Ist der Kahle Krempling gefährlich? Wo wächst der Gemeine Samtfussrübling? Was ist das überhaupt, ein Pilz? Antworten kennt der neue «Pilzführer Schweiz».

Schon als Kind faszinierten sie mich, wenn ich ihnen auf meinen Streifzügen durch den Wald begegnete: die Nebelkappen mit ihren Hexenringen. Die Tintlinge, die mit der Zeit zu einer ekligen schwarzen Sauce zerlaufen. Die Boviste, aus denen beim Drauftreten Wolken von Sporen aufwirbeln. Und natürlich die Fliegen- und Pantherpilze mit ihren weissen Tupfen. Aber essen mochte ich keine Pilze. Ihre Konsistenz war mir unheimlich, kam mir vor wie etwas Ausserirdisches. Manche sahen auch so aus.

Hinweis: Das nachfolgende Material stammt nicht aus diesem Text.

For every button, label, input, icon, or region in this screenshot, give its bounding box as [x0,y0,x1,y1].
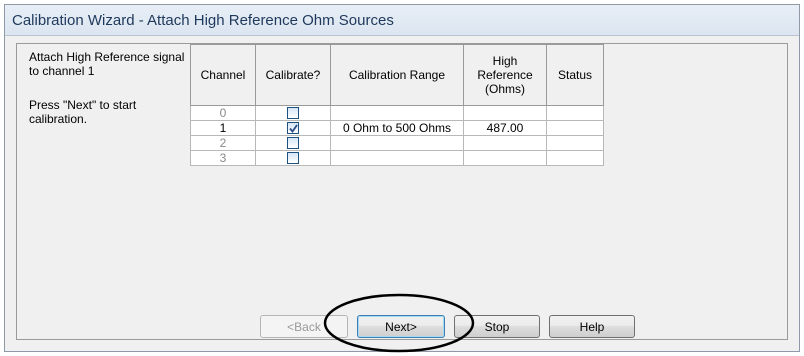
stop-button[interactable]: Stop [454,315,540,338]
header-calibrate: Calibrate? [255,44,331,106]
reference-cell[interactable] [463,105,547,121]
status-cell [546,150,604,166]
status-cell [546,105,604,121]
header-status: Status [546,44,604,106]
channel-cell: 2 [190,135,256,151]
table-row-channel-3[interactable]: 3 [190,150,604,166]
attach-instruction: Attach High Reference signal to channel … [29,50,185,78]
window-title: Calibration Wizard - Attach High Referen… [12,11,394,29]
press-next-instruction: Press "Next" to start calibration. [29,98,137,126]
calibrate-cell [255,135,331,151]
header-calibration-range: Calibration Range [330,44,464,106]
reference-cell[interactable] [463,150,547,166]
help-button[interactable]: Help [549,315,635,338]
checkmark-icon [289,124,298,133]
table-header-row: Channel Calibrate? Calibration Range Hig… [190,44,604,106]
range-cell [330,150,464,166]
range-cell: 0 Ohm to 500 Ohms [330,120,464,136]
reference-cell[interactable] [463,135,547,151]
calibrate-cell [255,105,331,121]
channel-cell: 3 [190,150,256,166]
status-cell [546,135,604,151]
calibration-table: Channel Calibrate? Calibration Range Hig… [190,44,604,166]
back-button[interactable]: <Back [260,315,348,338]
calibrate-checkbox[interactable] [287,106,299,119]
wizard-button-bar: <Back Next> Stop Help [260,315,644,338]
instructions: Attach High Reference signal to channel … [29,50,189,126]
calibration-wizard-window: Calibration Wizard - Attach High Referen… [4,4,800,353]
calibrate-checkbox[interactable] [287,121,299,134]
title-bar: Calibration Wizard - Attach High Referen… [5,5,799,36]
table-row-channel-1[interactable]: 1 0 Ohm to 500 Ohms 487.00 [190,120,604,136]
table-row-channel-2[interactable]: 2 [190,135,604,151]
next-button[interactable]: Next> [357,315,445,338]
reference-cell[interactable]: 487.00 [463,120,547,136]
header-high-reference: High Reference (Ohms) [463,44,547,106]
status-cell [546,120,604,136]
calibrate-cell [255,150,331,166]
channel-cell: 1 [190,120,256,136]
calibrate-checkbox[interactable] [287,151,299,164]
range-cell [330,135,464,151]
calibrate-checkbox[interactable] [287,136,299,149]
calibrate-cell [255,120,331,136]
channel-cell: 0 [190,105,256,121]
header-channel: Channel [190,44,256,106]
range-cell [330,105,464,121]
table-row-channel-0[interactable]: 0 [190,105,604,121]
wizard-panel: Attach High Reference signal to channel … [16,43,788,340]
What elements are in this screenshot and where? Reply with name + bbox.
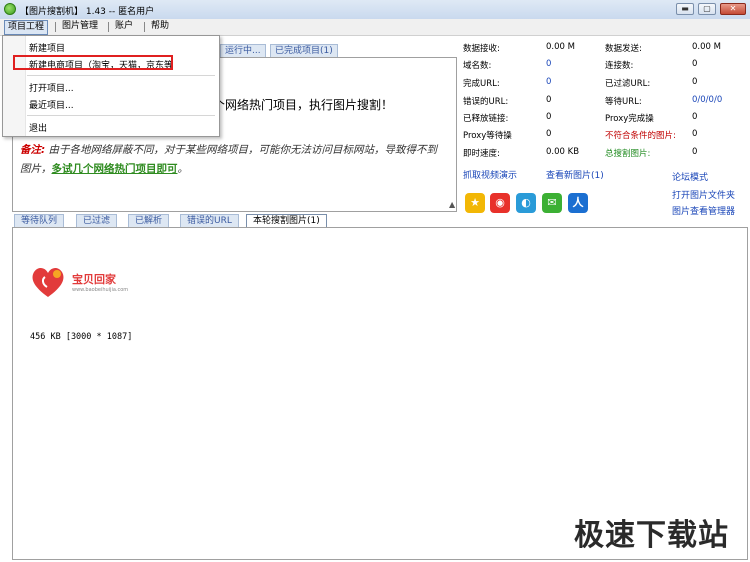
stat-value-proxy-completed: 0 bbox=[692, 112, 698, 122]
dd-exit[interactable]: 退出 bbox=[29, 121, 47, 134]
menu-account[interactable]: 账户 bbox=[112, 20, 136, 33]
close-button[interactable]: ✕ bbox=[720, 3, 746, 15]
menu-image-manage[interactable]: 图片管理 bbox=[59, 20, 101, 33]
stat-value-error-url: 0 bbox=[546, 95, 552, 105]
video-demo-link[interactable]: 抓取视频演示 bbox=[463, 168, 517, 181]
stat-value-filtered-url: 0 bbox=[692, 77, 698, 87]
stat-label-domains: 域名数: bbox=[463, 61, 492, 71]
dropdown-separator bbox=[27, 75, 215, 76]
menu-separator bbox=[55, 22, 56, 32]
qzone-icon[interactable]: ★ bbox=[465, 193, 485, 213]
tab-round-images[interactable]: 本轮搜割图片(1) bbox=[246, 214, 327, 228]
image-viewer-manager-link[interactable]: 图片查看管理器 bbox=[672, 204, 735, 217]
tab-parsed[interactable]: 已解析 bbox=[128, 214, 170, 228]
window-title: 【图片搜割机】 1.43 -- 匿名用户 bbox=[20, 7, 155, 17]
stat-label-proxy-completed: Proxy完成操 bbox=[605, 114, 654, 124]
stat-value-connections: 0 bbox=[692, 59, 698, 69]
menu-bar: 项目工程 图片管理 账户 帮助 bbox=[0, 19, 750, 36]
dropdown-icon-strip bbox=[3, 36, 26, 136]
dd-recent-projects[interactable]: 最近项目... bbox=[29, 98, 74, 111]
stat-label-waiting-url: 等待URL: bbox=[605, 97, 642, 107]
stat-label-connections: 连接数: bbox=[605, 61, 634, 71]
stat-value-proxy-waiting: 0 bbox=[546, 129, 552, 139]
open-image-folder-link[interactable]: 打开图片文件夹 bbox=[672, 188, 735, 201]
stat-label-error-url: 错误的URL: bbox=[463, 97, 509, 107]
highlight-box bbox=[13, 55, 173, 70]
note-end: 。 bbox=[177, 163, 189, 175]
stat-label-data-received: 数据接收: bbox=[463, 44, 500, 54]
dd-new-project[interactable]: 新建项目 bbox=[29, 41, 65, 54]
note-link[interactable]: 多试几个网络热门项目即可 bbox=[52, 163, 178, 175]
dd-open-project[interactable]: 打开项目... bbox=[29, 81, 74, 94]
stat-label-proxy-waiting: Proxy等待操 bbox=[463, 131, 512, 141]
stat-value-completed-url: 0 bbox=[546, 77, 552, 87]
stat-value-data-received: 0.00 M bbox=[546, 42, 575, 52]
project-dropdown: 新建项目 新建电商项目（淘宝，天猫，京东等 打开项目... 最近项目... 退出 bbox=[2, 35, 220, 137]
stat-label-speed: 即时速度: bbox=[463, 149, 500, 159]
tab-filtered[interactable]: 已过滤 bbox=[76, 214, 118, 228]
watermark: 极速下载站 bbox=[574, 518, 729, 553]
weibo-icon[interactable]: ◉ bbox=[490, 193, 510, 213]
minimize-button[interactable]: ▬ bbox=[676, 3, 694, 15]
menu-separator bbox=[144, 22, 145, 32]
logo-url: www.baobeihuijia.com bbox=[72, 287, 129, 293]
image-info: 456 KB [3000 * 1087] bbox=[30, 332, 133, 342]
stat-label-data-sent: 数据发送: bbox=[605, 44, 642, 54]
people-icon[interactable]: 人 bbox=[568, 193, 588, 213]
stat-value-domains: 0 bbox=[546, 59, 552, 69]
stat-label-nonconforming-images: 不符合条件的图片: bbox=[605, 131, 676, 141]
stat-value-released-links: 0 bbox=[546, 112, 552, 122]
stat-label-filtered-url: 已过滤URL: bbox=[605, 79, 651, 89]
stat-label-total-images: 总搜割图片: bbox=[605, 149, 651, 159]
stat-value-waiting-url: 0/0/0/0 bbox=[692, 95, 723, 105]
wechat-icon[interactable]: ✉ bbox=[542, 193, 562, 213]
stat-value-speed: 0.00 KB bbox=[546, 147, 580, 157]
dropdown-separator bbox=[27, 115, 215, 116]
preview-image[interactable]: 宝贝回家 www.baobeihuijia.com bbox=[28, 263, 128, 303]
menu-help[interactable]: 帮助 bbox=[148, 20, 172, 33]
title-bar: 【图片搜割机】 1.43 -- 匿名用户 ▬ ▢ ✕ bbox=[0, 0, 750, 20]
tab-completed[interactable]: 已完成项目(1) bbox=[270, 44, 338, 58]
scroll-arrow-icon[interactable]: ▲ bbox=[449, 200, 455, 209]
tab-waiting-queue[interactable]: 等待队列 bbox=[14, 214, 65, 228]
tab-error-url[interactable]: 错误的URL bbox=[180, 214, 239, 228]
menu-separator bbox=[108, 22, 109, 32]
stat-value-data-sent: 0.00 M bbox=[692, 42, 721, 52]
stat-value-total-images: 0 bbox=[692, 147, 698, 157]
logo-text: 宝贝回家 bbox=[72, 273, 116, 286]
note-block: 备注: 由于各地网络屏蔽不同，对于某些网络项目，可能你无法访问目标网站，导致得不… bbox=[20, 141, 440, 179]
menu-project[interactable]: 项目工程 bbox=[4, 20, 49, 35]
maximize-button[interactable]: ▢ bbox=[698, 3, 716, 15]
stat-value-nonconforming-images: 0 bbox=[692, 129, 698, 139]
stat-label-completed-url: 完成URL: bbox=[463, 79, 500, 89]
forum-mode-link[interactable]: 论坛模式 bbox=[672, 170, 708, 183]
stat-label-released-links: 已释放链接: bbox=[463, 114, 509, 124]
main-message: 个网络热门项目，执行图片搜割！ bbox=[213, 98, 394, 112]
tencent-weibo-icon[interactable]: ◐ bbox=[516, 193, 536, 213]
app-icon bbox=[4, 3, 16, 15]
view-new-images-link[interactable]: 查看新图片(1) bbox=[546, 168, 604, 181]
note-label: 备注: bbox=[20, 144, 46, 156]
tab-running[interactable]: 运行中... bbox=[220, 44, 266, 58]
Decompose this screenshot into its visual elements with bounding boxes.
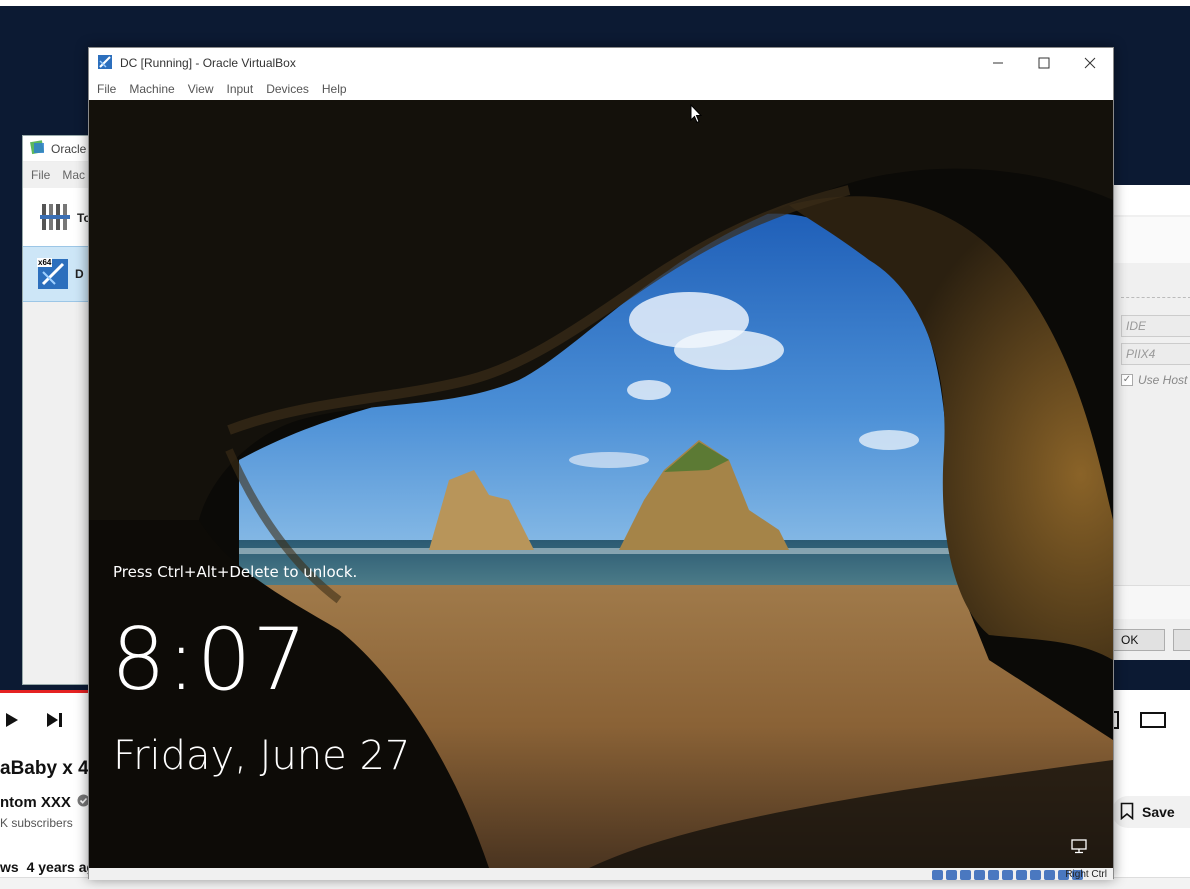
menu-file[interactable]: File: [97, 82, 123, 96]
hdd-icon[interactable]: [932, 870, 943, 880]
manager-menu-machine[interactable]: Mac: [62, 168, 85, 182]
ok-button[interactable]: OK: [1113, 629, 1165, 651]
checkbox-label: Use Host I/: [1138, 373, 1190, 387]
network-adapter-icon[interactable]: [974, 870, 985, 880]
manager-menu-file[interactable]: File: [31, 168, 50, 182]
optical-drive-icon[interactable]: [946, 870, 957, 880]
settings-section: [1111, 217, 1190, 263]
channel-name-label: ntom XXX: [0, 794, 71, 811]
shared-folders-icon[interactable]: [1002, 870, 1013, 880]
lock-screen-time: 8:07: [111, 610, 309, 710]
tools-icon: [39, 201, 71, 236]
unlock-hint: Press Ctrl+Alt+Delete to unlock.: [113, 563, 358, 581]
menu-devices[interactable]: Devices: [266, 82, 316, 96]
network-icon[interactable]: [1071, 839, 1089, 858]
recording-icon[interactable]: [1030, 870, 1041, 880]
video-title: aBaby x 4: [0, 758, 89, 779]
manager-titlebar: Oracle: [23, 136, 91, 162]
chipset-field[interactable]: PIIX4: [1121, 343, 1190, 365]
save-label: Save: [1142, 804, 1175, 820]
tools-item[interactable]: To: [23, 196, 93, 240]
theater-mode-icon[interactable]: [1140, 711, 1166, 732]
checkbox-box: ✓: [1121, 374, 1133, 386]
channel-name[interactable]: ntom XXX: [0, 794, 90, 811]
vm-arch-badge: x64: [37, 258, 53, 267]
virtualbox-logo-icon: [30, 139, 46, 158]
vm-os-icon: x64: [37, 258, 69, 290]
controller-type-field[interactable]: IDE: [1121, 315, 1190, 337]
vm-display[interactable]: Press Ctrl+Alt+Delete to unlock. 8:07 Fr…: [89, 100, 1113, 868]
settings-divider: [1121, 297, 1190, 298]
vm-window[interactable]: DC [Running] - Oracle VirtualBox File Ma…: [88, 47, 1114, 880]
vm-window-icon: [97, 54, 113, 73]
cancel-button[interactable]: [1173, 629, 1190, 651]
manager-title: Oracle: [51, 141, 87, 156]
usb-icon[interactable]: [988, 870, 999, 880]
vm-titlebar[interactable]: DC [Running] - Oracle VirtualBox: [89, 48, 1113, 78]
mouse-cursor-icon: [690, 103, 703, 127]
settings-footer: [1111, 585, 1190, 619]
vm-list-item-dc[interactable]: x64 D: [23, 246, 93, 302]
vm-menubar: File Machine View Input Devices Help: [89, 78, 1113, 100]
virtualbox-manager-window[interactable]: Oracle File Mac To x64 D: [22, 135, 93, 685]
view-count: ws: [0, 859, 19, 875]
settings-dialog[interactable]: IDE PIIX4 ✓ Use Host I/ OK: [1110, 185, 1190, 660]
close-button[interactable]: [1067, 48, 1113, 78]
host-key-label: Right Ctrl: [1065, 869, 1107, 880]
vm-window-title: DC [Running] - Oracle VirtualBox: [120, 56, 296, 70]
menu-help[interactable]: Help: [322, 82, 354, 96]
minimize-button[interactable]: [975, 48, 1021, 78]
maximize-button[interactable]: [1021, 48, 1067, 78]
use-host-io-checkbox[interactable]: ✓ Use Host I/: [1121, 373, 1190, 387]
audio-icon[interactable]: [960, 870, 971, 880]
next-icon[interactable]: [46, 712, 64, 731]
settings-header: [1111, 185, 1190, 215]
menu-view[interactable]: View: [188, 82, 221, 96]
menu-machine[interactable]: Machine: [129, 82, 181, 96]
bookmark-icon: [1120, 802, 1134, 823]
vm-name-label: D: [75, 267, 84, 281]
subscriber-count: K subscribers: [0, 816, 73, 830]
save-button[interactable]: Save: [1112, 796, 1190, 828]
lock-screen-date: Friday, June 27: [113, 733, 411, 779]
manager-details-pane: [23, 302, 93, 684]
vm-statusbar: Right Ctrl: [89, 868, 1113, 880]
play-icon[interactable]: [4, 712, 20, 731]
menu-input[interactable]: Input: [227, 82, 261, 96]
display-icon[interactable]: [1016, 870, 1027, 880]
cpu-icon[interactable]: [1044, 870, 1055, 880]
device-status-icons: [932, 870, 1083, 880]
manager-menubar: File Mac: [23, 162, 91, 188]
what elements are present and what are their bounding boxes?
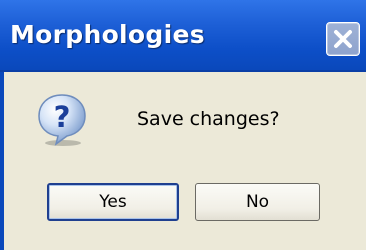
question-icon: ? [34,91,90,147]
close-icon [334,30,352,48]
dialog-window: Morphologies ? Save changes? Yes No [0,0,366,250]
no-button[interactable]: No [195,183,320,221]
window-title: Morphologies [10,20,205,49]
close-button[interactable] [326,22,360,56]
svg-text:?: ? [54,100,71,134]
dialog-message: Save changes? [137,108,280,130]
window-left-border [0,72,4,250]
title-bar[interactable]: Morphologies [0,0,366,72]
yes-button[interactable]: Yes [47,183,179,221]
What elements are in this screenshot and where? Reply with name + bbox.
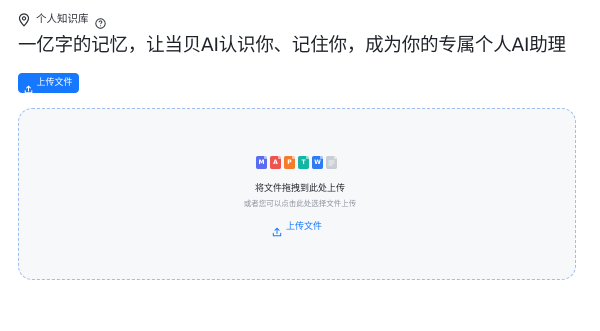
markdown-file-icon: M xyxy=(256,156,267,169)
location-pin-icon xyxy=(18,12,30,27)
headline: 一亿字的记忆，让当贝AI认识你、记住你，成为你的专属个人AI助理 xyxy=(18,35,566,56)
pdf-file-icon: A xyxy=(270,156,281,169)
txt-file-icon: T xyxy=(298,156,309,169)
generic-file-icon xyxy=(326,156,337,169)
ppt-file-icon: P xyxy=(284,156,295,169)
upload-icon xyxy=(24,79,33,93)
file-type-icons: M A P T W xyxy=(256,156,337,169)
word-file-icon: W xyxy=(312,156,323,169)
knowledge-base-header: 个人知识库 xyxy=(18,11,106,29)
upload-file-button-label: 上传文件 xyxy=(36,78,73,88)
upload-file-link-label: 上传文件 xyxy=(286,222,323,232)
help-circle-icon[interactable] xyxy=(94,14,106,29)
click-select-hint: 或者您可以点击此处选择文件上传 xyxy=(243,199,357,208)
upload-file-link[interactable]: 上传文件 xyxy=(272,221,323,237)
upload-file-button[interactable]: 上传文件 xyxy=(18,73,79,93)
page-title: 个人知识库 xyxy=(36,13,89,25)
upload-icon xyxy=(272,222,282,237)
drag-drop-instruction: 将文件拖拽到此处上传 xyxy=(254,184,345,194)
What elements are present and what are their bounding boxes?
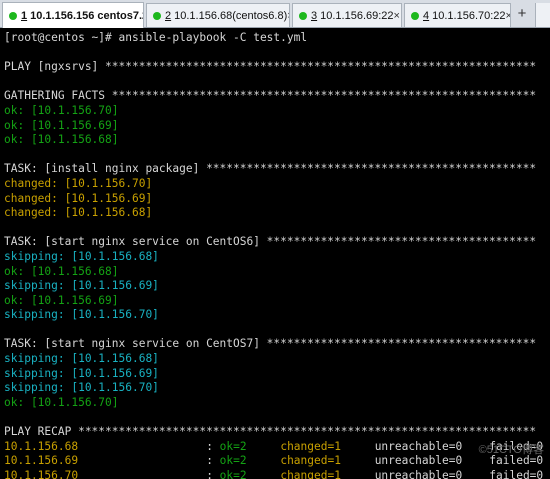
tab-session-3[interactable]: 3 10.1.156.69:22 × bbox=[292, 3, 402, 27]
terminal-line: skipping: [10.1.156.70] bbox=[4, 308, 159, 322]
terminal-line: TASK: [start nginx service on CentOS6] *… bbox=[4, 235, 537, 249]
recap-changed: changed=1 bbox=[280, 454, 341, 468]
terminal-line: ok: [10.1.156.69] bbox=[4, 118, 119, 132]
terminal-output[interactable]: [root@centos ~]# ansible-playbook -C tes… bbox=[0, 29, 550, 479]
terminal-line: changed: [10.1.156.69] bbox=[4, 191, 153, 205]
tab-session-4[interactable]: 4 10.1.156.70:22 × bbox=[404, 3, 511, 27]
terminal-line: ok: [10.1.156.69] bbox=[4, 293, 119, 307]
terminal-line: skipping: [10.1.156.70] bbox=[4, 381, 159, 395]
terminal-line: skipping: [10.1.156.68] bbox=[4, 249, 159, 263]
tab-label: 10.1.156.70:22 bbox=[432, 9, 506, 22]
tab-number: 2 bbox=[165, 9, 172, 22]
terminal-line: ok: [10.1.156.70] bbox=[4, 103, 119, 117]
recap-ok: ok=2 bbox=[219, 454, 247, 468]
tab-label: 10.1.156.68(centos6.8) bbox=[174, 9, 288, 22]
recap-unreachable: unreachable=0 bbox=[374, 439, 463, 453]
tab-number: 1 bbox=[21, 9, 28, 22]
terminal-line: [root@centos ~]# ansible-playbook -C tes… bbox=[4, 31, 308, 44]
tab-scroll-right-button[interactable] bbox=[535, 3, 550, 27]
terminal-line: ok: [10.1.156.68] bbox=[4, 133, 119, 147]
recap-host: 10.1.156.68 bbox=[4, 439, 79, 453]
recap-unreachable: unreachable=0 bbox=[374, 468, 463, 479]
terminal-line: skipping: [10.1.156.69] bbox=[4, 366, 159, 380]
tab-session-1[interactable]: 1 10.1.156.156 centos7.2 × bbox=[2, 2, 144, 28]
tab-number: 3 bbox=[311, 9, 318, 22]
recap-host: 10.1.156.69 bbox=[4, 454, 79, 468]
close-icon[interactable]: × bbox=[394, 10, 400, 22]
recap-row: 10.1.156.68: ok=2 changed=1 unreachable=0 f… bbox=[4, 440, 546, 455]
connected-status-icon bbox=[299, 11, 307, 20]
terminal-line: skipping: [10.1.156.68] bbox=[4, 352, 159, 366]
recap-separator: : bbox=[206, 454, 220, 468]
tab-session-2[interactable]: 2 10.1.156.68(centos6.8) × bbox=[146, 3, 290, 27]
recap-row: 10.1.156.69: ok=2 changed=1 unreachable=0 f… bbox=[4, 454, 546, 469]
terminal-line: TASK: [install nginx package] **********… bbox=[4, 162, 537, 176]
terminal-line: skipping: [10.1.156.69] bbox=[4, 279, 159, 293]
recap-changed: changed=1 bbox=[280, 468, 341, 479]
watermark: ©51CTO博客 bbox=[478, 444, 544, 456]
tab-label: 10.1.156.156 centos7.2 bbox=[30, 9, 144, 22]
recap-separator: : bbox=[206, 439, 220, 453]
recap-separator: : bbox=[206, 468, 220, 479]
terminal-line: ok: [10.1.156.70] bbox=[4, 395, 119, 409]
tab-number: 4 bbox=[423, 9, 430, 22]
terminal-line: TASK: [start nginx service on CentOS7] *… bbox=[4, 337, 537, 351]
tab-bar: 1 10.1.156.156 centos7.2 × 2 10.1.156.68… bbox=[0, 0, 550, 28]
recap-row: 10.1.156.70: ok=2 changed=1 unreachable=0 f… bbox=[4, 469, 546, 479]
recap-unreachable: unreachable=0 bbox=[374, 454, 463, 468]
recap-ok: ok=2 bbox=[219, 439, 247, 453]
terminal-line: PLAY RECAP *****************************… bbox=[4, 425, 537, 439]
connected-status-icon bbox=[153, 11, 161, 20]
connected-status-icon bbox=[411, 11, 419, 20]
new-tab-button[interactable]: + bbox=[513, 5, 531, 23]
terminal-line: changed: [10.1.156.70] bbox=[4, 176, 153, 190]
recap-ok: ok=2 bbox=[219, 468, 247, 479]
recap-host: 10.1.156.70 bbox=[4, 468, 79, 479]
connected-status-icon bbox=[9, 11, 17, 20]
terminal-line: GATHERING FACTS ************************… bbox=[4, 89, 537, 103]
terminal-line: PLAY [ngxsrvs] *************************… bbox=[4, 60, 537, 74]
tab-label: 10.1.156.69:22 bbox=[320, 9, 394, 22]
recap-changed: changed=1 bbox=[280, 439, 341, 453]
terminal-line: changed: [10.1.156.68] bbox=[4, 206, 153, 220]
terminal-line: ok: [10.1.156.68] bbox=[4, 264, 119, 278]
close-icon[interactable]: × bbox=[506, 10, 510, 22]
recap-failed: failed=0 bbox=[489, 468, 544, 479]
close-icon[interactable]: × bbox=[287, 10, 289, 22]
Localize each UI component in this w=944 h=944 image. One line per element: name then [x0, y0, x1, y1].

Später wurde ich dann doch zur Pilzliebhaberin. Als ich auch noch von gewissen halluzinogenen Wirkungen hörte, begann ich sogar wieder Pilzbücher zu lesen. Doch um diese geht es hier nicht (Interessierte informieren sich bitte beim Solothurner Nachtschatten Verlag), sondern um ein ganz «normales», ausgezeichnetes Pilzbuch, das kürzlich erschienen ist.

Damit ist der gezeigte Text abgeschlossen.